Just as the facsimile became the medium of choice for publications by political exiles with access to telephone technology, so the Web has become a medium for political organizations of social movements that have no political voice...
"What is a Digital Library?" Dædalus Fall 1996. p19.

Henry David Thoreau . Walden (1854)

Our inventions are wont to be pretty toys, which distract our attention from serious things. They are but improved means to an unimproved end, an end which it was already but too easy to arrive at; as railroads lead to Boston or New York. We are in great haste to construct a magnetic telegraph from Maine to Texas; but Maine and Texas, it may be, have nothing important to communicate.

Jorge Luis Borges "The Library of Babel" (1941)

When it was proclaimed that the Library contained all books, the first impression was one of extravagant happiness. All men felt themselves to be the masters of an intact and secret treasure. There was no personal or world problem whose eloquent solution did not exist in some hexagon.

... As was natural, this inordinate hope was followed by an excessive depression. The certitude that some shelf in some hexagon held precious books and that these precious books were inaccessible, seemed almost intolerable.

Stanislaw Lem Imaginary Magnitude (1981)

Are we not threatened with a flood of information? And is this not the monstrousness of it, that it crushes beauty by means of beauty, and annihilates truth by means of truth? For the sound of a million Shakespeares would produce the very same furious din and hubbub as the sound of a herd of prairie buffalo or sea billows. Such vastly multiplied content in collision brings no credit to thought, but rather its destruction. When faced with such a fate, is not Silence alone the redeeming Ark of the Covenant between the Creator and the Reader, since the Creator gains merit by refraining from spinning out just any old content, and the Reader gains it by praising such manifest self-denial?
Kurt Andersen. "The Age of Unreason" New Yorker (2/3/1997)

This laissez-faire ultra-populism finds its perfect medium in the Internet.
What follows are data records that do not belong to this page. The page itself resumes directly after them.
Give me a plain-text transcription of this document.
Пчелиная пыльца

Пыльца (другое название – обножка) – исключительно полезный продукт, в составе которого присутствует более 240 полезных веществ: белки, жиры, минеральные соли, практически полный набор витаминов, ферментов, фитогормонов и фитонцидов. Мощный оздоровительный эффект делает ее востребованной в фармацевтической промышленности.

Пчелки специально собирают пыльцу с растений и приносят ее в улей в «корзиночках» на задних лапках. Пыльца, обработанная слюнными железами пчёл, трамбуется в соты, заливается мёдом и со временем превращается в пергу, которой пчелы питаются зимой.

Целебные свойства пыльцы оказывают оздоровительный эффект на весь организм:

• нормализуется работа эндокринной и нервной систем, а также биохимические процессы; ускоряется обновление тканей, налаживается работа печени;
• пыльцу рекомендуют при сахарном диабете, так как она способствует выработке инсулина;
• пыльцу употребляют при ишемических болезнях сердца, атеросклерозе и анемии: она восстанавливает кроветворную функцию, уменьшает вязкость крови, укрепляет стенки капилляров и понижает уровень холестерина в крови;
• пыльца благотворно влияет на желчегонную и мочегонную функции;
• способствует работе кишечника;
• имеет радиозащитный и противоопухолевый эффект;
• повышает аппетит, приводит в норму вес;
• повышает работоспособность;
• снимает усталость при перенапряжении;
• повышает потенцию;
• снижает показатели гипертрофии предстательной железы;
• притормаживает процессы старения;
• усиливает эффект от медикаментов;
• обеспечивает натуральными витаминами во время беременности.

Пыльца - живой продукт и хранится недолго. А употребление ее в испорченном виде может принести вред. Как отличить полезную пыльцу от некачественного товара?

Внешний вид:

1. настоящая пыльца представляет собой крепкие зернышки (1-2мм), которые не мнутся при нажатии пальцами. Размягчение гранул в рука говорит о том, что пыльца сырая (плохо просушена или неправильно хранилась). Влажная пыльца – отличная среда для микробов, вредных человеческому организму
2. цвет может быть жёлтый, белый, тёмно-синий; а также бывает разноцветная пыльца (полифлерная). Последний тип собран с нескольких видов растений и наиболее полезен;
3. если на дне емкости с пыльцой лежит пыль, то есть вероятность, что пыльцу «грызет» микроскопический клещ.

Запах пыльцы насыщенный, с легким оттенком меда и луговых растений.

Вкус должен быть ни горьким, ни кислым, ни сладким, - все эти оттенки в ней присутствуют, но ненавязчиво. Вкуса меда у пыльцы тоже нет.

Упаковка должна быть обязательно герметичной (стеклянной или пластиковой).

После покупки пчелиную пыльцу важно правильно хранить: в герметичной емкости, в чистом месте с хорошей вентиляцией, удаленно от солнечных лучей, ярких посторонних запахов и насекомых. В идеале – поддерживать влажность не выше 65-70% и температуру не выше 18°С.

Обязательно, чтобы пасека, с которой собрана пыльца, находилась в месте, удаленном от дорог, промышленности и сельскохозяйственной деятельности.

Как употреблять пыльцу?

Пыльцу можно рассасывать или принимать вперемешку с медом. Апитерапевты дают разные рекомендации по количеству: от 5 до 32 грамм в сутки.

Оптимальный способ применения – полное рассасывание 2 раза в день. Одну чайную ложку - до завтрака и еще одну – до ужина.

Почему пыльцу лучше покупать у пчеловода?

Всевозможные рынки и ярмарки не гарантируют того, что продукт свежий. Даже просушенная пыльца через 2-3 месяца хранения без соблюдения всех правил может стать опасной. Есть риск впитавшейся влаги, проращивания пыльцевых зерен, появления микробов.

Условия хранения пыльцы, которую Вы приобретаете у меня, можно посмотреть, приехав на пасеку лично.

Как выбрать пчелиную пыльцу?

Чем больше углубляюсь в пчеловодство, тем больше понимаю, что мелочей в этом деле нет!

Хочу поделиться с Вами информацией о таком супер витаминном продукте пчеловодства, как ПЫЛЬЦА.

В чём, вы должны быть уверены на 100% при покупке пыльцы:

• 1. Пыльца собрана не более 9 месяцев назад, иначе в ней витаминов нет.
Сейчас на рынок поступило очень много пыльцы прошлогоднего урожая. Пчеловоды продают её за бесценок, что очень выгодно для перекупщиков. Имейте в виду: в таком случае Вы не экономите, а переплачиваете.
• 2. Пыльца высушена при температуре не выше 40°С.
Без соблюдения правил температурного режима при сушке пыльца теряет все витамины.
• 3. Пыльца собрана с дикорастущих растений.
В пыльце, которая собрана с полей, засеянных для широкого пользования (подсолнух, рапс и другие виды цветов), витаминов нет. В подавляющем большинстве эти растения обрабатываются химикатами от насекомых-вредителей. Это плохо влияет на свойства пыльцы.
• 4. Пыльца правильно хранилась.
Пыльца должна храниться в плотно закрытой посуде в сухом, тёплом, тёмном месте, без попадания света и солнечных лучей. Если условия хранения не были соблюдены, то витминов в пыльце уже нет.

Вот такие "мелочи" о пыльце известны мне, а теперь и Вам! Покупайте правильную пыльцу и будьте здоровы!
Not only is every citizen entitled to his or her opinion but he or she is entitled to deliver it instantaneously, studded with chunks of fake information, to the whole world.

...[One site] contains dozens of dense, competently written reports on subjects as various as the Hale-Bopp coment, AIDS, and TWA flight 800, and its frequently updated pages look as professional as those of brand-name news-media sites; the articles assert, however, that the comet may be travelling alongside "a gigantic spacecraft," that H.I.V. grew out of a "U.S. biowarfare program," and that Flight 800 was brought down by "a rift in the space-time continuum."
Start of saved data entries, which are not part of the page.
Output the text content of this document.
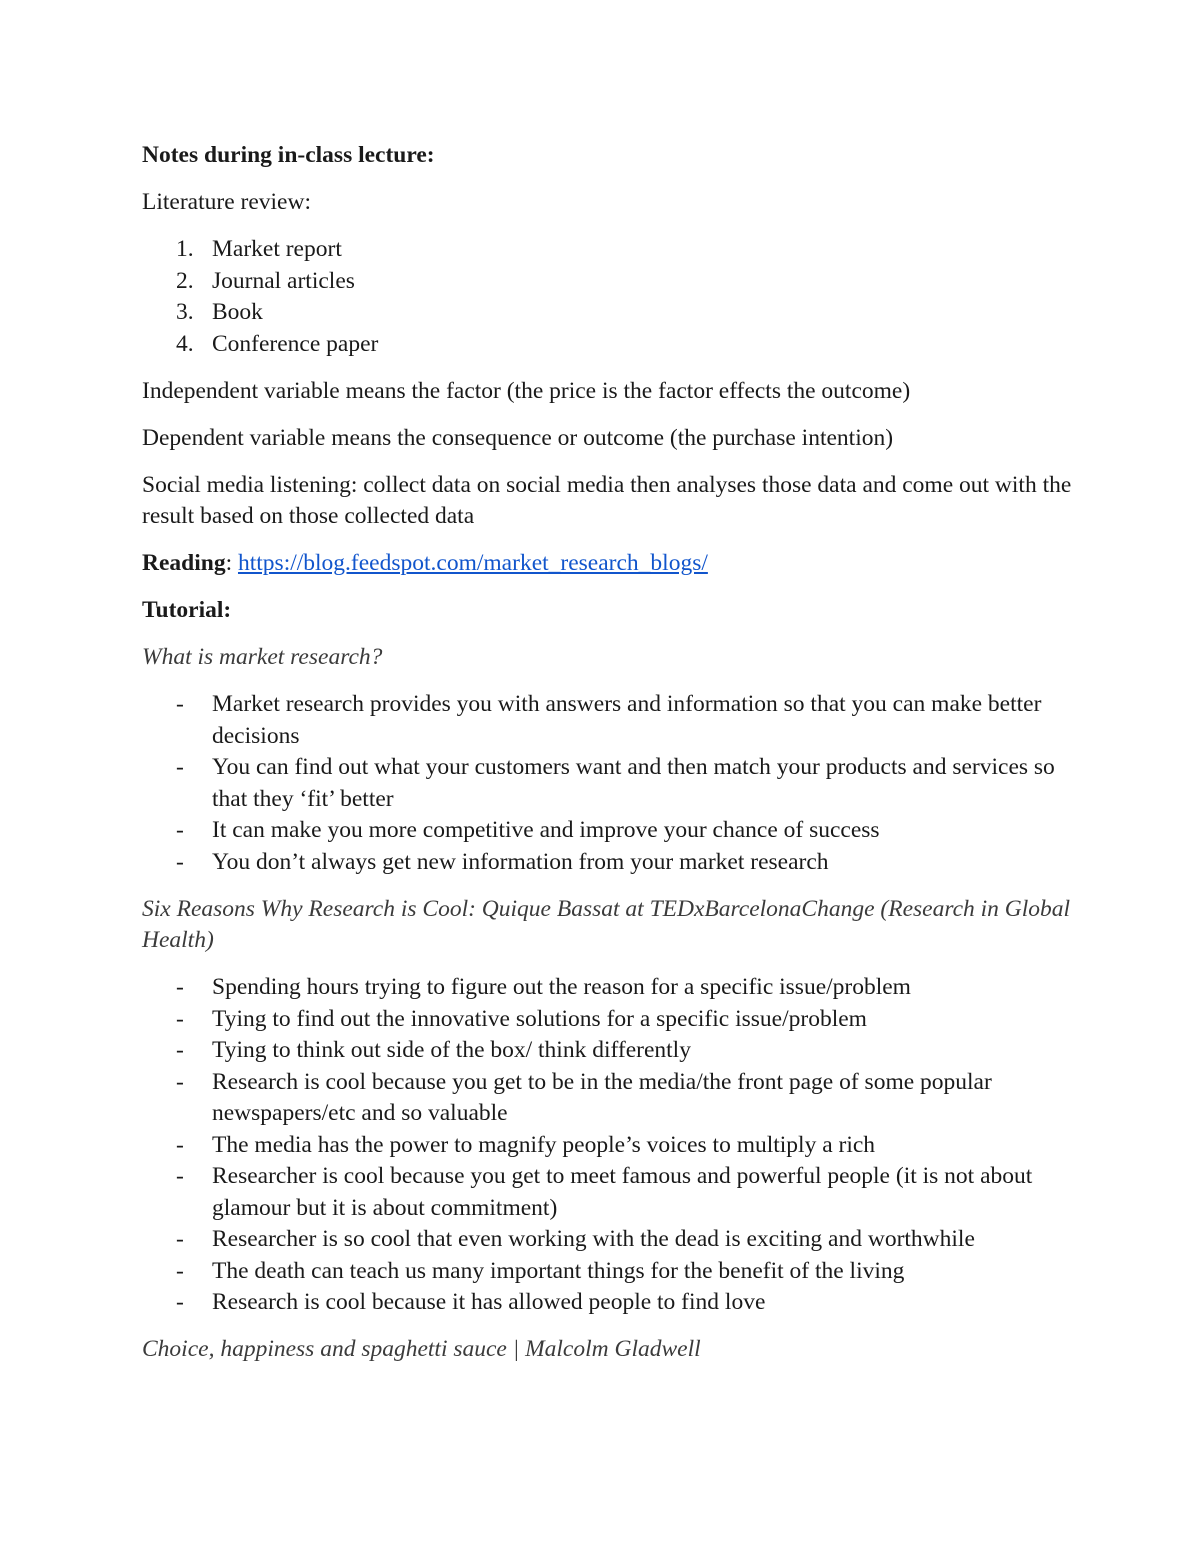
Notes during in-class lecture:

Literature review:

1. Market report
2. Journal articles
3. Book
4. Conference paper

Independent variable means the factor (the price is the factor effects the outcome)

Dependent variable means the consequence or outcome (the purchase intention)

Social media listening: collect data on social media then analyses those data and come out with the result based on those collected data

Reading: https://blog.feedspot.com/market_research_blogs/

Tutorial:

What is market research?

- Market research provides you with answers and information so that you can make better decisions
- You can find out what your customers want and then match your products and services so that they ‘fit’ better
- It can make you more competitive and improve your chance of success
- You don’t always get new information from your market research

Six Reasons Why Research is Cool: Quique Bassat at TEDxBarcelonaChange (Research in Global Health)

- Spending hours trying to figure out the reason for a specific issue/problem
- Tying to find out the innovative solutions for a specific issue/problem
- Tying to think out side of the box/ think differently
- Research is cool because you get to be in the media/the front page of some popular newspapers/etc and so valuable
- The media has the power to magnify people’s voices to multiply a rich
- Researcher is cool because you get to meet famous and powerful people (it is not about glamour but it is about commitment)
- Researcher is so cool that even working with the dead is exciting and worthwhile
- The death can teach us many important things for the benefit of the living
- Research is cool because it has allowed people to find love

Choice, happiness and spaghetti sauce | Malcolm Gladwell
Thanks to the Web, amateurism and spuriousness no longer need look amateurish or spurious.

Joseph Bernstein. Alienated, Alone And Angry (2019)
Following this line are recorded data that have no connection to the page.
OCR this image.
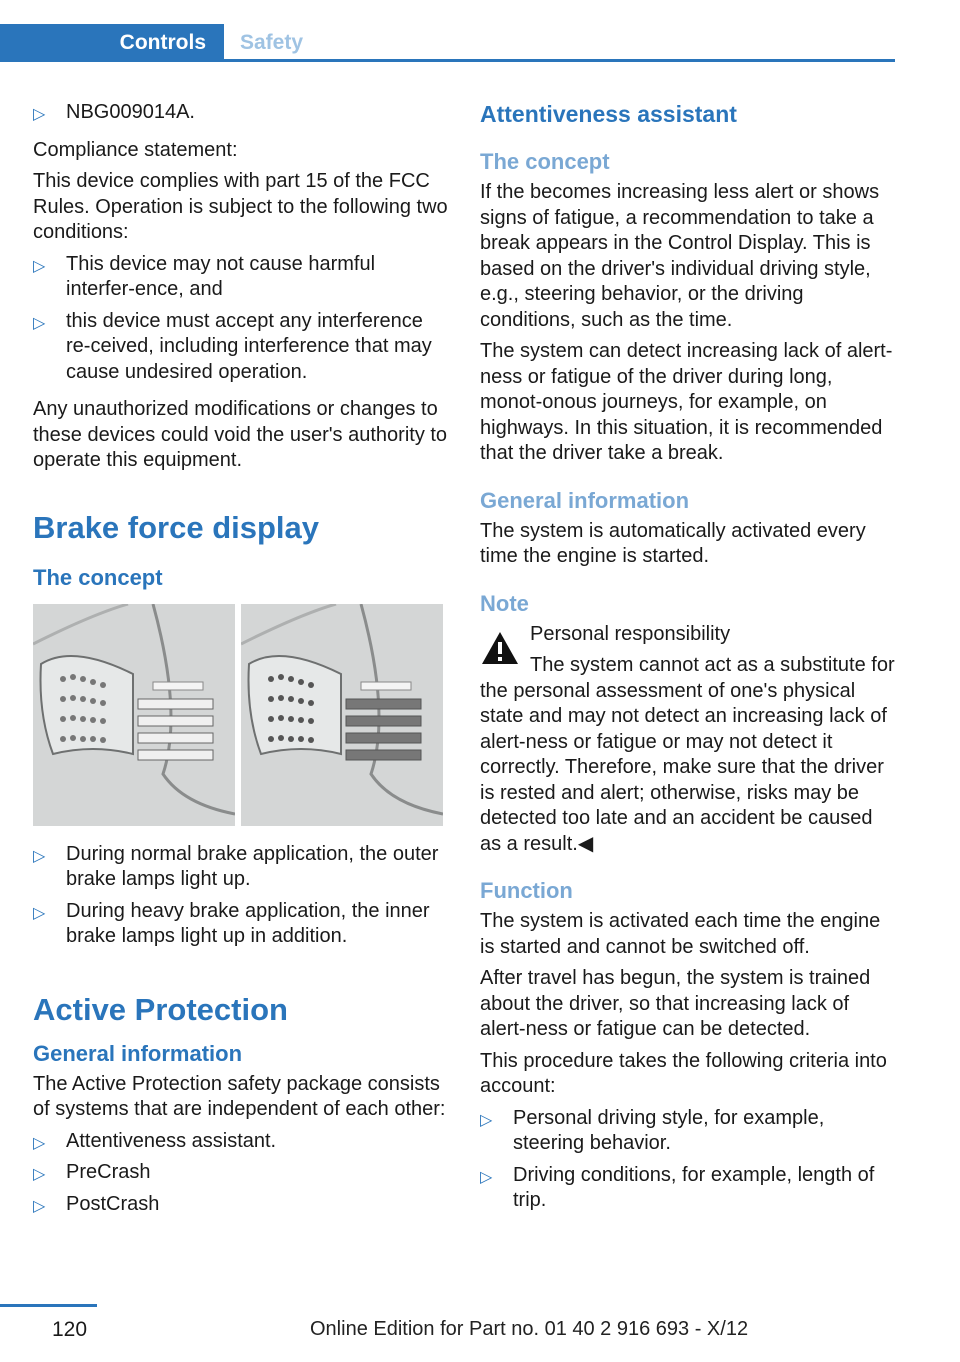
Controls	Safety
▷ NBG009014A.

Compliance statement:

This device complies with part 15 of the FCC Rules. Operation is subject to the following two conditions:

▷ This device may not cause harmful interfer‐ence, and
▷ this device must accept any interference re‐ceived, including interference that may cause undesired operation.

Any unauthorized modifications or changes to these devices could void the user's authority to operate this equipment.

Brake force display
The concept
▷ During normal brake application, the outer brake lamps light up.
▷ During heavy brake application, the inner brake lamps light up in addition.
Active Protection
General information

The Active Protection safety package consists of systems that are independent of each other:

▷ Attentiveness assistant.
▷ PreCrash
▷ PostCrash
Attentiveness assistant
The concept

If the becomes increasing less alert or shows signs of fatigue, a recommendation to take a break appears in the Control Display. This is based on the driver's individual driving style, e.g., steering behavior, or the driving conditions, such as the time.

The system can detect increasing lack of alert‐ness or fatigue of the driver during long, monot‐onous journeys, for example, on highways. In this situation, it is recommended that the driver take a break.

General information

The system is automatically activated every time the engine is started.

Note

Personal responsibility

The system cannot act as a substitute for the personal assessment of one's physical state and may not detect an increasing lack of alert‐ness or fatigue or may not detect it correctly. Therefore, make sure that the driver is rested and alert; otherwise, risks may be detected too late and an accident be caused as a result.◀

Function

The system is activated each time the engine is started and cannot be switched off.

After travel has begun, the system is trained about the driver, so that increasing lack of alert‐ness or fatigue can be detected.

This procedure takes the following criteria into account:

▷ Personal driving style, for example, steering behavior.
▷ Driving conditions, for example, length of trip.
120	Online Edition for Part no. 01 40 2 916 693 - X/12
Here is the most alienating fact about the Digital Nation we live in: It incentivizes forms of engagement that make Americans feel less empowered and more alone than ever, to the benefit of very few. It seizes some of the best, noblest human instincts -- to share, to know, to connect, to belong -- and harnesses them to a degrading system of profit. Anesthetization to these conditions is dangerous. Cynicism and powerlessness are the hallmarks of another form of digital life, an authoritarian one Americans should badly want to avoid.